Car pour la première fois, l'exposition est aussi un parcours dans la bataille: on peut y écouter, à Douaumont, l'histoire d'un médecin allemand, Benno Hallauer, témoin d'une explosion causant la mort d'au moins 700 hommes le 8 mai 1916.

"Entendre ces destins, là où se sont passés les faits, ça fait quelque chose", souligne M. Barret.

La bataille de Verdun, en 1916, est une somme de chiffres tous plus vertigineux les uns que les autres: 60 millions d'obus, plus de deux millions d'hommes engagés, 300.000 tués, 400.000 blessés. 

Des chiffres qui en font un symbole, mais qui peuvent aussi en faire oublier les histoires individuelles.

Collecter des traces

D'autant qu'il est difficile, encore aujourd'hui, de connaître l'identité de certaines personnes: le caporal Moussa Dansako, du 36e bataillon de tirailleurs: "Etait-il Malien, Sénégalais, Nigérien, Guinéen, Burkinabé ? Son nom même avait-il bien été retranscrit par les recruteurs français ?", interroge la bande sonore. "Son destin émerge, plus de cent ans plus tard, des brumes de l'Histoire".

On peut aussi y écouter l'histoire d'une femme médecin engagée dans l'armée française. Nicole Girard-Mangin avait été convoquée en septembre 1914 par erreur par l'administration militaire pensant avoir affaire au docteur Gérard Mangin. "Je demande un homme, on m'envoie une femme !" avait-on pesté à son arrivée à Verdun. Elle y est restée jusqu'en novembre 1916.

La bataille ne s'est pas arrêtée avec la Grande Guerre. En témoigne le combat d'une autre femme, Fernande Herduin, née Nivoix, pour réhabiliter la mémoire de son mari, fusillé sans jugement pour s'être replié avec un camarade. En 1922, l'Etat leur reconnaîtra le statut de "morts pour la France". Elle obtiendra la réhabilitation de son défunt mari en 1926. 

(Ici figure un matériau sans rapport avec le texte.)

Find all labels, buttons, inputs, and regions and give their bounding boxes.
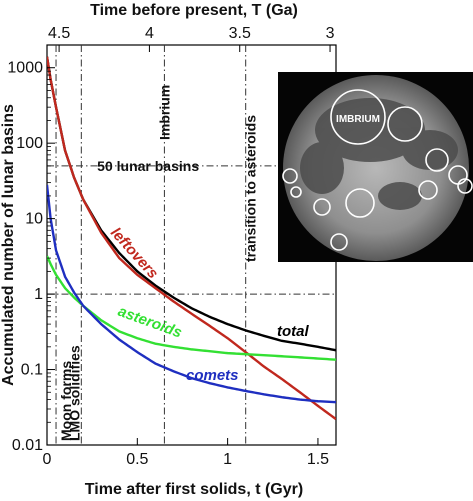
x-tick-label: 1 bbox=[223, 451, 232, 468]
y-tick-label: 0.1 bbox=[21, 362, 43, 379]
annotation-lmo-solidifies: LMO solidifies bbox=[66, 345, 82, 441]
series-label-total: total bbox=[277, 323, 309, 340]
top-tick-label: 3.5 bbox=[229, 25, 251, 42]
y-tick-label: 10 bbox=[25, 211, 43, 228]
y-tick-label: 0.01 bbox=[12, 437, 43, 454]
x-tick-label: 1.5 bbox=[307, 451, 329, 468]
tick-labels: 0 0.5 1 1.5 4.5 4 3.5 3 0.01 0.1 1 10 100 1000 bbox=[7, 25, 334, 468]
top-tick-label: 4.5 bbox=[48, 25, 70, 42]
mare-regions bbox=[300, 98, 458, 210]
series-lines bbox=[47, 56, 336, 421]
series-label-asteroids: asteroids bbox=[116, 303, 184, 342]
basin-circles bbox=[282, 89, 473, 251]
x-axis-title: Time after first solids, t (Gyr) bbox=[85, 481, 303, 498]
series-line-leftovers bbox=[47, 56, 336, 421]
series-line-comets bbox=[47, 184, 336, 404]
y-tick-label: 1000 bbox=[7, 60, 43, 77]
axis-ticks bbox=[46, 45, 331, 446]
inset-label-imbrium: IMBRIUM bbox=[336, 114, 380, 125]
y-tick-label: 100 bbox=[16, 135, 43, 152]
top-axis-title: Time before present, T (Ga) bbox=[90, 2, 298, 19]
y-tick-label: 1 bbox=[34, 286, 43, 303]
series-line-asteroids bbox=[47, 255, 336, 361]
annotation-transition-to-asteroids: transition to asteroids bbox=[243, 115, 259, 262]
x-tick-label: 0.5 bbox=[126, 451, 148, 468]
x-tick-label: 0 bbox=[43, 451, 52, 468]
series-label-comets: comets bbox=[186, 367, 239, 384]
moon-inset: IMBRIUM bbox=[278, 72, 473, 262]
top-tick-label: 3 bbox=[326, 25, 335, 42]
top-tick-label: 4 bbox=[145, 25, 154, 42]
y-axis-title: Accumulated number of lunar basins bbox=[0, 104, 17, 386]
annotation-moon-forms: Moon forms bbox=[58, 361, 74, 441]
annotation-imbrium: Imbrium bbox=[156, 85, 172, 140]
annotation-50-lunar-basins: 50 lunar basins bbox=[97, 158, 199, 174]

Le Mémorial appelle les visiteurs à interroger leur propre mémoire familiale: "Vous aussi, vous avez peut-être un +Destin de Verdun+ dans votre famille ?" Selon les statistiques du musée, 30% d'entre eux répondent oui. 

Une adresse courriel est mise à disposition "pour aider les gens à collecter des traces (...) Nous recevons des demandes de renseignement", de Français mais aussi d'Allemands, assure M. Czubak. "La question qui revient souvent est +S'il s'est fait tuer, où est-il ?+".

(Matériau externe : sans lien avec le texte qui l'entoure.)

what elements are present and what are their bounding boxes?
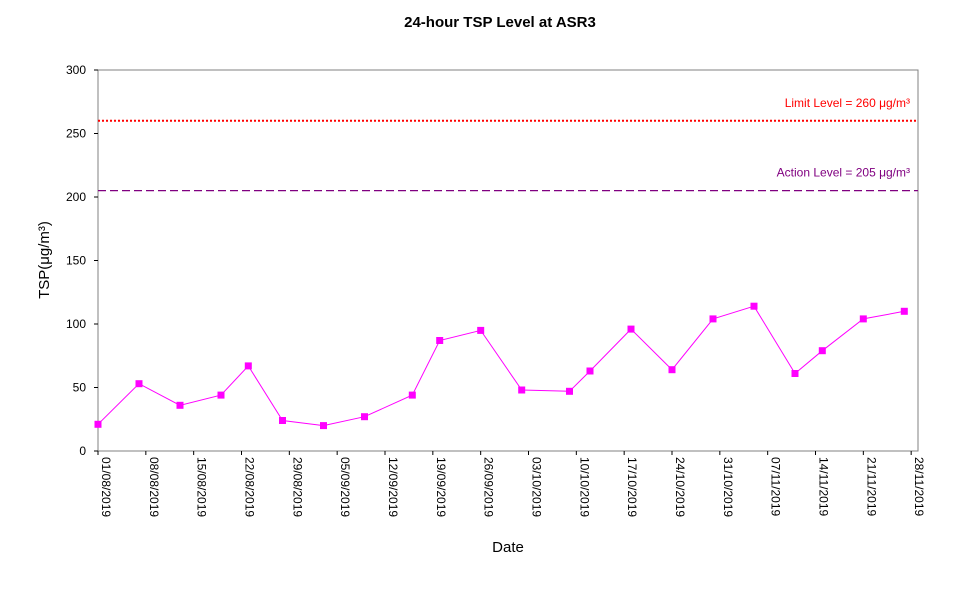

Avant de devenir une étape de la visite du Mémorial, et plus largement du champ de bataille, l'exposition est née sur les réseaux sociaux, rappelle M. Barret. Depuis avril 2022, ces "destins" ont cumulé "plus d'un million de vues".

Onze comédiens ont accepté de prêter leur voix gratuitement pour oraliser les parcours de ces hommes et femmes, dont Omar Sy, parrain de l'exposition. 

L'exposition-parcours "Destins de Verdun" est visible jusqu'au 28 avril 2024.